The establishment of a moss layer results in the accumulation and maintenance of nutrients in a nonavailable form, reducing vascular plant production. Stabilized water levels, anaerobic conditions, and decreased nutrient availability lead to a substantial decrease in decomposition rates, that results in the development of peat accumulating ecosystems (Vitt and Kuhry 1992). As peat accumulates, surface vegetation can become isolated from the underlying substrate, coupled with biologic and chemical processes this can lead to acidification and oligotrophication. Alberta peatlands are classified into geogenous fens and ombrogenous bogs, each with distinctive indicator species, acidity, alkalinity, and base cation content (Figure 1).

Fens
Fens are geogenous ecosystems that are affected by mineral soil waters (ground and/or surface) that may be relatively rich in mineral elements. Fens can be subdivided on the basis of hydrology into: soligenous and largely influenced by flowing surface water; topogenous and largely influenced by stagnant ground water; or limnogeneous and largely influenced by associated lakes and ponds. All three fen types have water levels at or near the peat surface. Soligenous fens commonly have discrete patterns of open pools (flarks) alternating with elongate, shrubby to wooded ridges (strings) oriented perpendicular to the direction of surface water flow. These patterned fens may be either acidic or basic. Topogenous, limnogenous, and some soligenous fens are nonpatterned. Fens can be open and dominated by Carex, Scirpus, and Eriophorum; shrubby and dominated by Betula and Salix; or wooded to forested dominated by some combination of Picea mariana, Larix laricina, Betula, and Salix..

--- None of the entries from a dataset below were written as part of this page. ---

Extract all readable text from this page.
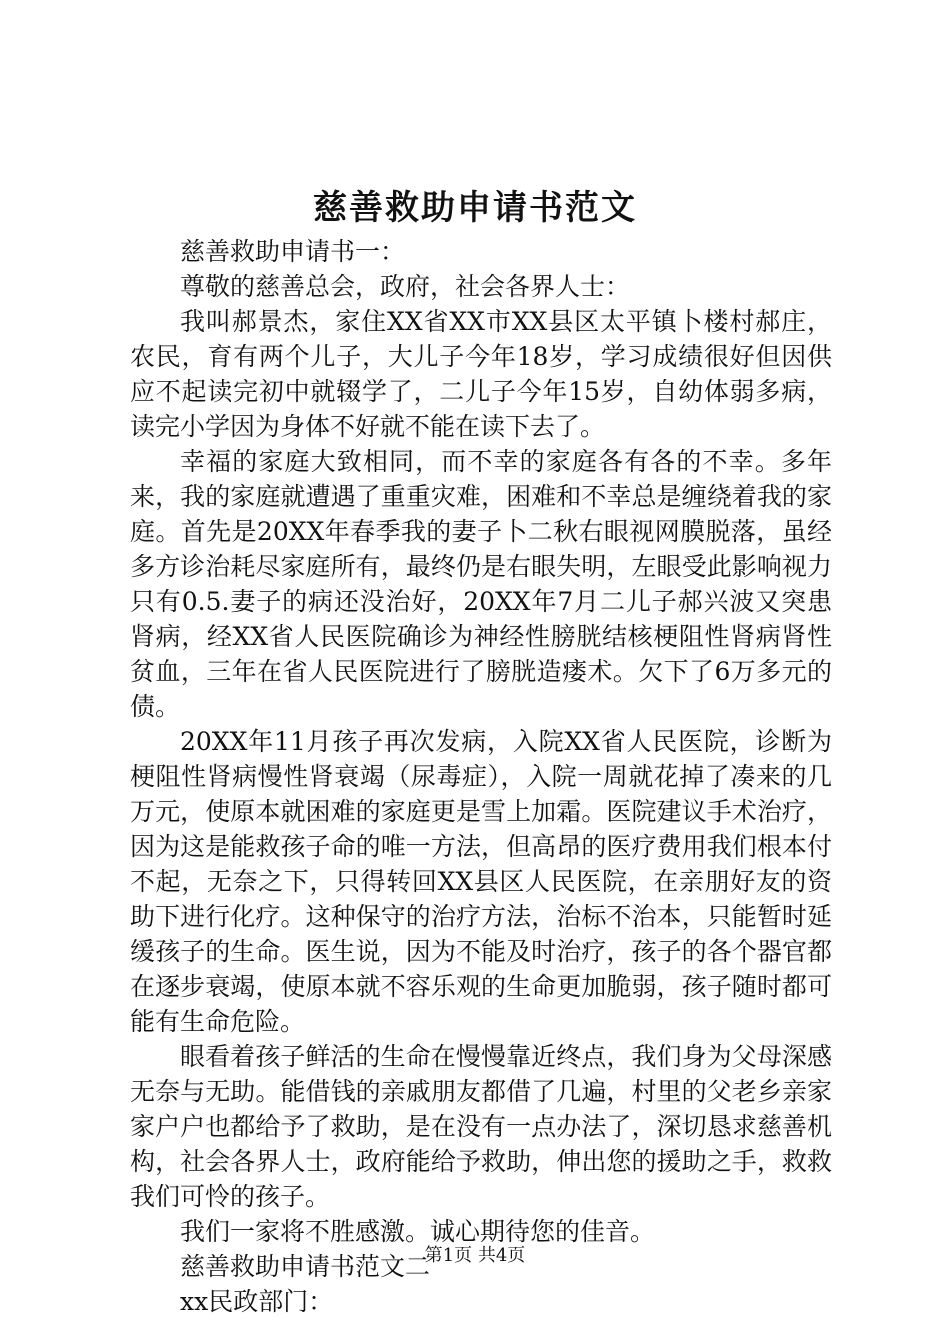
慈善救助申请书范文

慈善救助申请书一：

尊敬的慈善总会，政府，社会各界人士：

我叫郝景杰，家住XX省XX市XX县区太平镇卜楼村郝庄，农民，育有两个儿子，大儿子今年18岁，学习成绩很好但因供应不起读完初中就辍学了，二儿子今年15岁，自幼体弱多病，读完小学因为身体不好就不能在读下去了。

幸福的家庭大致相同，而不幸的家庭各有各的不幸。多年来，我的家庭就遭遇了重重灾难，困难和不幸总是缠绕着我的家庭。首先是20XX年春季我的妻子卜二秋右眼视网膜脱落，虽经多方诊治耗尽家庭所有，最终仍是右眼失明，左眼受此影响视力只有0.5.妻子的病还没治好，20XX年7月二儿子郝兴波又突患肾病，经XX省人民医院确诊为神经性膀胱结核梗阻性肾病肾性贫血，三年在省人民医院进行了膀胱造瘘术。欠下了6万多元的债。

20XX年11月孩子再次发病，入院XX省人民医院，诊断为梗阻性肾病慢性肾衰竭（尿毒症），入院一周就花掉了凑来的几万元，使原本就困难的家庭更是雪上加霜。医院建议手术治疗，因为这是能救孩子命的唯一方法，但高昂的医疗费用我们根本付不起，无奈之下，只得转回XX县区人民医院，在亲朋好友的资助下进行化疗。这种保守的治疗方法，治标不治本，只能暂时延缓孩子的生命。医生说，因为不能及时治疗，孩子的各个器官都在逐步衰竭，使原本就不容乐观的生命更加脆弱，孩子随时都可能有生命危险。

眼看着孩子鲜活的生命在慢慢靠近终点，我们身为父母深感无奈与无助。能借钱的亲戚朋友都借了几遍，村里的父老乡亲家家户户也都给予了救助，是在没有一点办法了，深切恳求慈善机构，社会各界人士，政府能给予救助，伸出您的援助之手，救救我们可怜的孩子。

我们一家将不胜感激。诚心期待您的佳音。

慈善救助申请书范文二

xx民政部门：

第1页 共4页
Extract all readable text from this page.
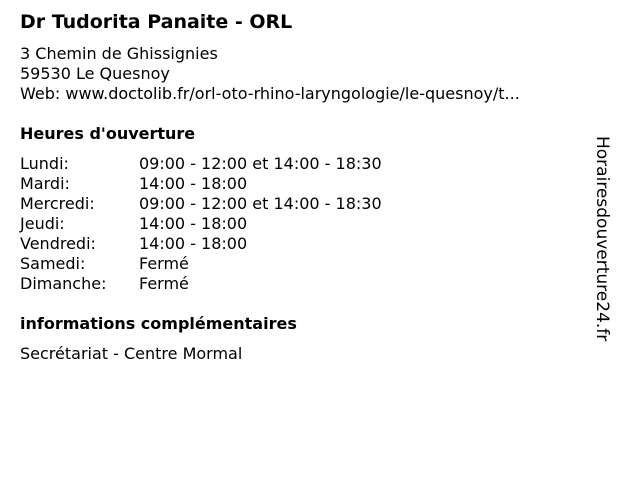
Dr Tudorita Panaite - ORL
3 Chemin de Ghissignies
59530 Le Quesnoy
Web: www.doctolib.fr/orl-oto-rhino-laryngologie/le-quesnoy/t...
Heures d'ouverture
Lundi:	09:00 - 12:00 et 14:00 - 18:30
Mardi:	14:00 - 18:00
Mercredi:	09:00 - 12:00 et 14:00 - 18:30
Jeudi:	14:00 - 18:00
Vendredi:	14:00 - 18:00
Samedi:	Fermé
Dimanche: Fermé
informations complémentaires
Secrétariat - Centre Mormal
Horairesdouverture24.fr
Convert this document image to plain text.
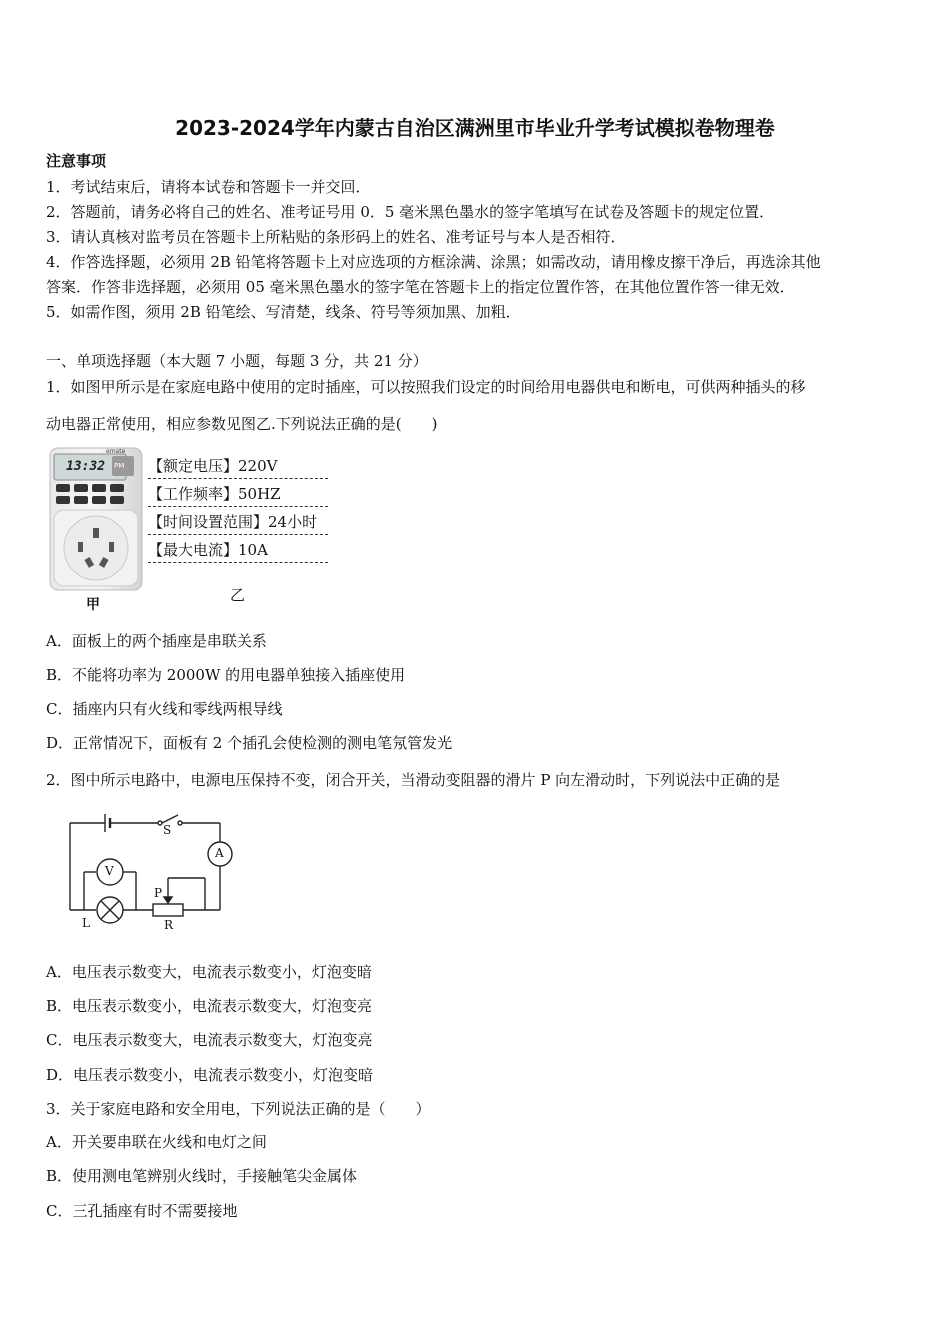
2023-2024学年内蒙古自治区满洲里市毕业升学考试模拟卷物理卷
注意事项
1．考试结束后，请将本试卷和答题卡一并交回．
2．答题前，请务必将自己的姓名、准考证号用 0．5 毫米黑色墨水的签字笔填写在试卷及答题卡的规定位置．
3．请认真核对监考员在答题卡上所粘贴的条形码上的姓名、准考证号与本人是否相符．
4．作答选择题，必须用 2B 铅笔将答题卡上对应选项的方框涂满、涂黑；如需改动，请用橡皮擦干净后，再选涂其他
答案．作答非选择题，必须用 05 毫米黑色墨水的签字笔在答题卡上的指定位置作答，在其他位置作答一律无效．
5．如需作图，须用 2B 铅笔绘、写清楚，线条、符号等须加黑、加粗．
一、单项选择题（本大题 7 小题，每题 3 分，共 21 分）
1．如图甲所示是在家庭电路中使用的定时插座，可以按照我们设定的时间给用电器供电和断电，可供两种插头的移
动电器正常使用，相应参数见图乙.下列说法正确的是(　　)
emate
13:32 PM
甲
【额定电压】220V
【工作频率】50HZ
【时间设置范围】24小时
【最大电流】10A
乙
A．面板上的两个插座是串联关系
B．不能将功率为 2000W 的用电器单独接入插座使用
C．插座内只有火线和零线两根导线
D．正常情况下，面板有 2 个插孔会使检测的测电笔氖管发光
2．图中所示电路中，电源电压保持不变，闭合开关，当滑动变阻器的滑片 P 向左滑动时，下列说法中正确的是
S
A
V
L
P
R
A．电压表示数变大，电流表示数变小，灯泡变暗
B．电压表示数变小，电流表示数变大，灯泡变亮
C．电压表示数变大，电流表示数变大，灯泡变亮
D．电压表示数变小，电流表示数变小，灯泡变暗
3．关于家庭电路和安全用电，下列说法正确的是（　　）
A．开关要串联在火线和电灯之间
B．使用测电笔辨别火线时，手接触笔尖金属体
C．三孔插座有时不需要接地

Originally based on criteria derived from vegetation, fens have in the past been subdivided on the basis of the number of indicator species. Poor fens are low in indicator species, while extreme-rich fens are high in indicator species; moderate-rich fens are intermediate. This gradient of indicator species correlates with a chemical gradient (Sj?rs 1952). Poor fens are acid (pH 4.5-5.5), poor in base cations and have no or little alkalinity. They are dominated by oligotrophic and mesotrophic species of Sphagnum. Moderate-rich fens have slightly acid to neutral pH (5.5-7.0) and have low to moderate alkalinity with a ground layer of brown mosses namely: Drepanocladus, Brachythecium, Calliergonella, and low abundances of mesotrophic species of Sphagnum. Extreme-rich fens have basic pH (above 7.0), high concentrations of base cations, and high alkalinity. They are characterized by species of Drepanocladus, Scorpidium, and Campylium and may contain marl deposits.

Bogs
Bogs are ombrogenous peatlands that receive their surface water only from precipitation and have low water flow. The water table is generally 40-60 cm below the peat surface. For these reasons bogs are acidic ecosystems with pH below 4.5; they are poor in base cations, and have no alkalinity. Bogs are dominated by oligotrophic species of Sphagnum; feather mosses: Pleurozium schreberi and Hylocomium splendens; and lichens of Cladonia and Cladina. They may be open, wooded or forested with trees limited to Picea mariana. As a result of the low thermal conductivity of dry Sphagnum, bogs have lower surface water temperatures then other surrounding organic and nonorganic soils. Permafrost is consequently restricted to bogs at its southern limit, where it forms peat plateaus and palsas (Vitt et al. 1994).